"Then 'tis lucky that I came provided with a copy." Captain Bright produced a paper from the breast of his tunic.
The Mayor took it with trembling hands. "Why, 'tis a duplicity!" he cried. "A very duplicity! and, what's more, printed in the same language word for word." He caught the mace from the little man in black. "Lead the way, Captain!"
CHAPTER IX.
I ENLIST AN ARMY.
"If I be not ashamed of my soldiers, I am a soused gurnet." Sir John Falstaff.
My father turned to me as they descended the stair. "This is all very well, lad," said he, "but we have yet to find our army. After the murder of Julius Caesar, now—"
"I did enact Julius Caesar once," quoted Mr. Fett, in parenthesis.
"I was killed i' the capitol; Brutus killed me."

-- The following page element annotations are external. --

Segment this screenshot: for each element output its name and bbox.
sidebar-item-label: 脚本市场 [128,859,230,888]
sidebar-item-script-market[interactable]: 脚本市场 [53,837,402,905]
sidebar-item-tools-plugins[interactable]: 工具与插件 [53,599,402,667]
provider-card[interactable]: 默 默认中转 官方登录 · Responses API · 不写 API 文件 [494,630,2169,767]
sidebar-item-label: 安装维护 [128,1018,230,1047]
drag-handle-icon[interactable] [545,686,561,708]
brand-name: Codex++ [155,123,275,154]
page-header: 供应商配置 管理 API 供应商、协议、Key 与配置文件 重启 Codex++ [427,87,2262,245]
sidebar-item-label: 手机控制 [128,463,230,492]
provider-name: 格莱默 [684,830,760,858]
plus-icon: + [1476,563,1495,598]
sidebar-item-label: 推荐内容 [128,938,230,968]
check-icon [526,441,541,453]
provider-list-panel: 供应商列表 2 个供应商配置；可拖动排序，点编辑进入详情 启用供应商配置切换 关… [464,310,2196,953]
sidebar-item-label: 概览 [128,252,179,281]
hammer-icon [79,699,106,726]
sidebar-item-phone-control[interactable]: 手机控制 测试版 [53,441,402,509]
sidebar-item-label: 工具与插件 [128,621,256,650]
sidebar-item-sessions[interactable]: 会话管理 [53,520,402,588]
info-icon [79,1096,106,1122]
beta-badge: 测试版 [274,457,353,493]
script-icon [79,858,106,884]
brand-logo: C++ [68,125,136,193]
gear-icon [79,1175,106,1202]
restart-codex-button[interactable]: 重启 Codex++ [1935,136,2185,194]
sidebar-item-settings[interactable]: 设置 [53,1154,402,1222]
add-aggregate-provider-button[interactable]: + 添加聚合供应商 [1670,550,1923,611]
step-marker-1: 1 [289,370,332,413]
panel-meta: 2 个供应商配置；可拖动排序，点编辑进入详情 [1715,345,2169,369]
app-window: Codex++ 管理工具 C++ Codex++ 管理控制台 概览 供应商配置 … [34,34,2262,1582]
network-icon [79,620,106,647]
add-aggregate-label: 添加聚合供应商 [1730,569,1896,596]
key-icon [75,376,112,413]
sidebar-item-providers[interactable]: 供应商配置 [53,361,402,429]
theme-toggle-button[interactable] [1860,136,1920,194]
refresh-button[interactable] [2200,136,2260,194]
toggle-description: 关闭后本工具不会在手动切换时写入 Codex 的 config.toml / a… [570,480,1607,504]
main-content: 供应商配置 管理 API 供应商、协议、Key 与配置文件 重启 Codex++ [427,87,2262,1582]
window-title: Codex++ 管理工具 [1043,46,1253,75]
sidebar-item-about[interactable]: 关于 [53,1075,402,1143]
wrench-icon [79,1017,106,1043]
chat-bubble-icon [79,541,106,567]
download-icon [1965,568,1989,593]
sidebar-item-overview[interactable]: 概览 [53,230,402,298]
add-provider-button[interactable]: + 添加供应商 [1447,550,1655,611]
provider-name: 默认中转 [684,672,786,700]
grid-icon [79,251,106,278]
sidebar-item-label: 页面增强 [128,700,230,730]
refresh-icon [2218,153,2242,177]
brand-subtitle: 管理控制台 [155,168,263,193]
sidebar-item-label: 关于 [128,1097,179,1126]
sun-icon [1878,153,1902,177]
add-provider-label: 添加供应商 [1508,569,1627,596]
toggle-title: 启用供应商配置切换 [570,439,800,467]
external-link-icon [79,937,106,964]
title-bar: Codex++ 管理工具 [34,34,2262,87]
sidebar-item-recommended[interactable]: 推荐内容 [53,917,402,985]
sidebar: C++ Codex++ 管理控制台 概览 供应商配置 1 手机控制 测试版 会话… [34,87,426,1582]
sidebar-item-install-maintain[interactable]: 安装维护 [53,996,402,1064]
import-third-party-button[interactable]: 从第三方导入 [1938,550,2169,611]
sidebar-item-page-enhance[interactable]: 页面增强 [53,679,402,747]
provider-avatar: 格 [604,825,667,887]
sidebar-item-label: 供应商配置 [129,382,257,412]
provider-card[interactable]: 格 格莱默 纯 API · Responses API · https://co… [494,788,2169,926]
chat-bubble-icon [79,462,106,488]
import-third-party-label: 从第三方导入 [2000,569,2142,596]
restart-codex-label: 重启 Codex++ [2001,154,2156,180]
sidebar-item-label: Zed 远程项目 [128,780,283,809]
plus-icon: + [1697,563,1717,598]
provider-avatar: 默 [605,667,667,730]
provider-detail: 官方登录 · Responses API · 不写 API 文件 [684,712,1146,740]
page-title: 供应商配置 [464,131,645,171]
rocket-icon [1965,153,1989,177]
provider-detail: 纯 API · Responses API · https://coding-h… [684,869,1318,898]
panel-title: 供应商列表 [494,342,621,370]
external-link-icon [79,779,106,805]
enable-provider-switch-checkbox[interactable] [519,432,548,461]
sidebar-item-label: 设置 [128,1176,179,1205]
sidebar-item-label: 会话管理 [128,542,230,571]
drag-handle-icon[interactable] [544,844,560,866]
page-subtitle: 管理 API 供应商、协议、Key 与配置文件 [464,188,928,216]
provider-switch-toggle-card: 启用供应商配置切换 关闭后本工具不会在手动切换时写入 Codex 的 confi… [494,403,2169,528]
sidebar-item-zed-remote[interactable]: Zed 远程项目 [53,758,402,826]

My father frowned. "After the murder of Julius Caesar, when the mob for two days had Rome at their mercy, I have read somewhere that two men appeared out of nowhere, and put themselves at the head of the rioters. None knew them; but so boldly they comported themselves, heading the charges, marshalling the ranks, here throwing up barricades, there plucking down doors and gates, breaking open the prisons and setting fire to private houses, that presently the whisper spread they were Castor and Pollux; till, at length, falling into the hands of the aediles, these dioscuri were found to be two poor lunatics escaped from a house of detention. If we could discover another such pair among the mob, now!"
"We are wasting time here for certain," said I. "And where, by the way, is Billy Priske?"
"If you waste your time upstairs here, gentlemen," said Miss Whiteaway, "belike you may do better in the parlour, where I had prepared for some friends of mine with two-three chickens and a ham."